When he stepped back, she seized his arm. “Don’t leave!”

“Well, actually, Miss Wingate”—he swallowed his misgivings and forced himself to seize the moment—“I was hoping to speak to you—”

“There you are!” came a booming voice that to Bear’s ear had a forced joviality to it. They turned together and found Morgan Kenwood approaching with a determined stride and a brusque urgency to his manner.

“Diamond, my dear!” A higher-pitched and disagreeably nasal voice came from the side a moment later. Diamond turned to find her “missionary” coming across the dance floor with a look of distress on his sallow face.

Bear watched her stiffen and melt back a step toward him.

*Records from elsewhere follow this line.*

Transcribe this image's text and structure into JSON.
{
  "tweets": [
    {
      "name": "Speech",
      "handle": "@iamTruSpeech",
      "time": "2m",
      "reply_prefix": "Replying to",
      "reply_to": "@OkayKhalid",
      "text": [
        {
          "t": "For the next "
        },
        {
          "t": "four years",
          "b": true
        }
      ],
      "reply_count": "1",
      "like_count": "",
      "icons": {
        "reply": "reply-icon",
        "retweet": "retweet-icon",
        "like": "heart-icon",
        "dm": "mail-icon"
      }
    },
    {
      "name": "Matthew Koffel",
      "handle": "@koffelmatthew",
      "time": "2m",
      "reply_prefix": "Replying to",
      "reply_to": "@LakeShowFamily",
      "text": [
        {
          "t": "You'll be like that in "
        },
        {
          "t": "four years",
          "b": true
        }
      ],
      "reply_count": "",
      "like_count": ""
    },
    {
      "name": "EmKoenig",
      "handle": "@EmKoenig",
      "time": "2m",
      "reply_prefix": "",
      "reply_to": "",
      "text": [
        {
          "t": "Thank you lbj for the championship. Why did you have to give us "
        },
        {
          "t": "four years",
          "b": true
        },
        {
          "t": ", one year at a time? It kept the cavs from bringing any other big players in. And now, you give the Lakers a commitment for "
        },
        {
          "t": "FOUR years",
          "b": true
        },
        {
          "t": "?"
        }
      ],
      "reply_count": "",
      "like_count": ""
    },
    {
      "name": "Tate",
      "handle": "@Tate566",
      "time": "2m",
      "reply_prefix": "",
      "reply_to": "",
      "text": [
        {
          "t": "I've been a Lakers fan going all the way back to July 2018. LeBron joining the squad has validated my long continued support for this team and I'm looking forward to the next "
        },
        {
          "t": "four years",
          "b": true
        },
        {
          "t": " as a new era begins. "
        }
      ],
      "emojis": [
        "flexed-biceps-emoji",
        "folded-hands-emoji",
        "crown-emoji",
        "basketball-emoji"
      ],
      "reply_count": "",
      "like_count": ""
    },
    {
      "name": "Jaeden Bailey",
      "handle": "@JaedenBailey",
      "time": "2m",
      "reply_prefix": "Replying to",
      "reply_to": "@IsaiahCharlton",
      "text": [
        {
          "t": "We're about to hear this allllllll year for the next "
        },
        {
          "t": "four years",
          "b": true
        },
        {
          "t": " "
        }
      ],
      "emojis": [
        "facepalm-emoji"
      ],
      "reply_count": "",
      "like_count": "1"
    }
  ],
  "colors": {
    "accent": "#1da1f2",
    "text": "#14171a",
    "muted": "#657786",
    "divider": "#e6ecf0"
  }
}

Her hands fluttered frantically behind her back, searching for his arm or hand—anything to hold onto—as a third voice assailed her.


Diamond mine!
You stunning creature, you—I’ve been looking everywhere for you!” A darkly handsome and carelessly dressed fellow was drawing attention from around the room as he approached with a half-empty champagne glass and a sensual swagger.

She was being descended upon from three different directions at once. Bear heard her whimper of distress and allowed her to find his hand. She grabbed it as if it were a life preserver. From his position behind her, he could both feel her terror and see the reason for it. The looks in those three male faces were nothing short of predatory. He’d seen circling wolves with less hunger in their eyes.

One by one, they stopped before her, and she huddled back a bit more each time, until she was virtually standing on his feet. Scowling at the way she was crowding him, he caught sight of the panicky flutter of her pulse at the side of her throat. She glanced up at him with a sickly smile and he experienced an insane urge to grab her up by the waist and run from the damned room.

“Why, Paine, you’re home already? How wonderful,” she said, her voice reedy and oddly constricted. “And you, Louis … And of course, Morgan … Why, you’re all so … dashing and so … so very … very …”

She sank toward the floor.

It was a brilliantly executed swoon. A sway, some blinking, a wrist to the forehead, a vaporous flutter of eyelashes … then her legs folded and she surrendered to gravity and the mercy of someone else’s reflexes. It fell to Bear to catch her before she hit the floor, since he was the closest to her.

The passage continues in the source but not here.